High-speed, Multi-functional FTIR Gas Analyzer for Catalyst Testing
FTIR Emission Gas Analyzer (Portable Type) FAST-1300 (Iwata Dengyo Co., Ltd.)
Photocatalysis Center 4F
Enables fast and multifunctional FTIR gas analysis for catalyst tests using Fourier transform infrared spectroscopy, as well as direct measurement of gas species, such as nitrogen oxides which are difficult to measure by chromatography, in a wide concentration range from sub-ppm to % level.
Therefore, it is possible to quickly measure highly active reactive gases without being affected by the surrounding atmosphere in this research project to produce nitrogen fertilizer from water and air on the spot. In addition, being on-flow, non-destructive, and not requiring pretreatment, it is possible to perform continuous real-time monitoring, and to monitor the product gas as unreacted, allowing an accurate understanding of the catalytic reaction.
Temperature Tester for Equipment Mounted on Satellite
Ultra-low Temperature Humidity Chamber PG-4J, Small Thermal Shock Chamber TSE-12-A (ESPEC Corp.)
Board-managed Room 3, Noda Campus Building No. 3 2F
Intended to evaluate the suitability of onboard equipment under various temperature conditions encountered in orbit. Consists of a temperature tester for evaluating the temperature compatibility of experimental devices mounted on a 100-cm cubic spacecraft over a wide temperature range of −71 to 150°C and a thermal shock tester that evaluates the adaptability of electronic components such as devices and substrates used in space experimental equipment to thermal shocks caused by sudden temperature changes such as those from shade to sun. The two testers are connected via a network, and records are managed by a PC to achieve centralized control.

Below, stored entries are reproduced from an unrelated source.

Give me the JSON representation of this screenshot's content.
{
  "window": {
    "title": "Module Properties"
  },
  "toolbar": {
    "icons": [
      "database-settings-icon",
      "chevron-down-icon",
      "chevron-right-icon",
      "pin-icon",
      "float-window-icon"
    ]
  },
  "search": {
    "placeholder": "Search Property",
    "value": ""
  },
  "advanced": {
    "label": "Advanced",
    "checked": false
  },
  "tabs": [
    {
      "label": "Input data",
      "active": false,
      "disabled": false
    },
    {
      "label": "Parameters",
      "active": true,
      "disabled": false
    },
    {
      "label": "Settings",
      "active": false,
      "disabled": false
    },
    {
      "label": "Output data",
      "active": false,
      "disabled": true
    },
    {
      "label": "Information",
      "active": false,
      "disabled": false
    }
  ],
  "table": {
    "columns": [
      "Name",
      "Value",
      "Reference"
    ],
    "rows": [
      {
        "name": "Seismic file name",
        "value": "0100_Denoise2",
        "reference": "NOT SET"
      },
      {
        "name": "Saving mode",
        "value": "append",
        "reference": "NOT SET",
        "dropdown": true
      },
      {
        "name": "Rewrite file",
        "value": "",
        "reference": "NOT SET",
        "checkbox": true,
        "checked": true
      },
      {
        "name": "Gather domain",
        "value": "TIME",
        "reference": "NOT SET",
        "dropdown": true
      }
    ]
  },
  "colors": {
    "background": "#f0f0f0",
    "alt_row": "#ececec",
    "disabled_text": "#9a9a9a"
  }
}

High Precision Interface Observation System for Wearable Sensor Development
Digital Microscope VHX-6000 Series (Keyence Corporation)
Laboratory 5, Noda Campus Building No. 10 4F
Acquires full-focus images at frame rates of up to one second, and recognizes focus information and enables magnified observation at full focus by simply moving the stage to the intended observation point and moving the lens up and down.
Also, by acquiring multiple super-resolution images using short-wavelength light and images with different shutter speeds, and simultaneously operating the HDR function to acquire high-tone images, this enables high-definition and high-contrast observation, allowing observations that were previously impossible.